For all that can be said about the deficiencies plaguing the on-court product, the front office hasn't fared much better. For the league's elite teams, there has been a proven way to build a roster, and the Raptors haven't done anything close to it.
The NBA's two most recent champions reached the league's pinnacle in surprisingly similar ways. The Celtics and Lakers each had a perimeter star in his prime (Paul Pierce and Kobe Bryant, respectively), but each lacked a big-time post player to be a secondary scorer and to anchor the defense Boston was able to use an armory of trade pieces (Al Jefferson, an approximately $13 million expiring contract, and two first-round picks) to acquire Kevin Garnett, who became the 2008 Defensive Player of the Year as the team romped to 66 wins and never looked back.
During that season, Los Angeles traded the rights to Marc Gasol, an approximately $9 million expiring contract in Kwame Brown, and two first-round picks for Pau Gasol. Since then, the Lakers have won the 2008 Western Conference Finals and the 2009 Finals, and are currently the top team in the West. While the Celtics gave more for Garnett, commensurate with the future Hall of Famer's higher trade value at the time, the trades are uncannily similar. Indeed, the Pistons' 2004 pickup of Rasheed Wallace en route to their championship that season followed roughly the same pattern – the team traded expiring contracts and a first-round pick.

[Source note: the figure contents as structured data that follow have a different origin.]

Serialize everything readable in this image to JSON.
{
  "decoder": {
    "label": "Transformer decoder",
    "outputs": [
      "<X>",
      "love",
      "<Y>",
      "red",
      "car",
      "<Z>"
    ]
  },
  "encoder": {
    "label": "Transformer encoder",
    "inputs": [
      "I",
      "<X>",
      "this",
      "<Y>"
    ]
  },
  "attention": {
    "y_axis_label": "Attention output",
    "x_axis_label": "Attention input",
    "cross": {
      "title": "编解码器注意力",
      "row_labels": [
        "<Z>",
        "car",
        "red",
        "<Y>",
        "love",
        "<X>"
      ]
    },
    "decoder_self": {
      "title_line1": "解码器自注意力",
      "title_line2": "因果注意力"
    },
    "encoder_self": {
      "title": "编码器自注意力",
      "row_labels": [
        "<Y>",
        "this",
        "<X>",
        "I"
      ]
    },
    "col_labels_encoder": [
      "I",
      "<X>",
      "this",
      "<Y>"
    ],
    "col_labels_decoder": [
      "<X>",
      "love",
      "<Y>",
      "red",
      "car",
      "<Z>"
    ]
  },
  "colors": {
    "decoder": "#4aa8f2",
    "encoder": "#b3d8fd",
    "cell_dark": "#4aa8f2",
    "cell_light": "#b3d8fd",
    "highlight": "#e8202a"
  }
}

For those wanting the Raptors to become a contender, or wondering why marquee franchises land the Garnetts and Gasols of the world while the Raptors don't, look no further than the accumulated asset bank. Danny Ainge had spent his tenure as general manager tirelessly seeking draft picks and young talent in order to have the kind of stockpile that would allow for such a trade. Even in a trade as maligned as the one that sent Shaq to Miami, the Lakers managed to win back a first-round pick, along with two young players in Caron Butler and Lamar Odom. One of the picks in the Garnett deal, ironically enough, was a pick that Minnesota had given Boston in a prior trade between the teams.
The trend is that in order to have the vaults of picks necessary to pry a disgruntled star from a rebuilding team, those picks have to be acquired in the first place. The Raptors, conversely, have a history not of obtaining extra draft picks, but of trading them away.
Due to being left with draft pick debt that cost the team its first-rounder in 2007, and then his decision to ship the 2008 pick in the T.J. Ford/Jermaine O'Neal trade, Bryan Colangelo will be making only his third first-round selection this coming June despite having been with the team since 2006. Had the Raptors made the playoffs, their pick would have reverted to the Heat, the consequence of Colangelo's inclusion of it in the Jermaine O'Neal/Shawn Marion trade.
What was essentially two first-round picks to turn T.J. Ford into Shawn Marion became disastrous, as the team used its new-found opportunity to land Hedo Turkoglu for $53 million over five years. Turkoglu's contract has emerged as a noose for the team, while his on-court production has suffered considerably. Even though it would be tempting to trade a pick or two as enticement for a team to pick up Turkoglu's contract, the team would be back into pick debt. Even a basic contract dump would be virtually impossible at this point, let alone a deal that could convert Raptor futures into a promising present.
Even more disconcerting is that the Raptors haven't historically been in the market for extra picks. In the 2001 trade that sent Corliss Williamson and scraps to Detroit for Jerome Williams and Eric Montross, for example, the Raptors were the team giving up the draft pick despite also trading the best player in the deal. While the spirit behind gaining Lamond Murray the following year was admirable, the Raptors yet again traded a first-round pick in the exchange.
Only the Damon Stoudamire for Kenny Anderson and Alvin Williams trade, in which the Raptors received two first-rounders and a second-rounder, really stands out among the heap. That trade, of course, was all the way back in 1998.
The soon-to-be-expiring contracts of Reggie Evans ($5,080,000) and Marcus Banks ($4,847,586) allow for a little more hope, but not much. Of the many types of players the Raptors have traded during their 15-year history – the sulking star, the over-the-hill pint-sized point man, the overpaid benchwarmer – the expiring contract has not typically been one of them.
A long line of talented expiring Raptors, from Donyell Marshall to Mike James to Morris Peterson, each could have fetched something of note in a trade. Naturally, the Raptors let all of them walk without receiving anything in return... not even, say, a low first-round pick.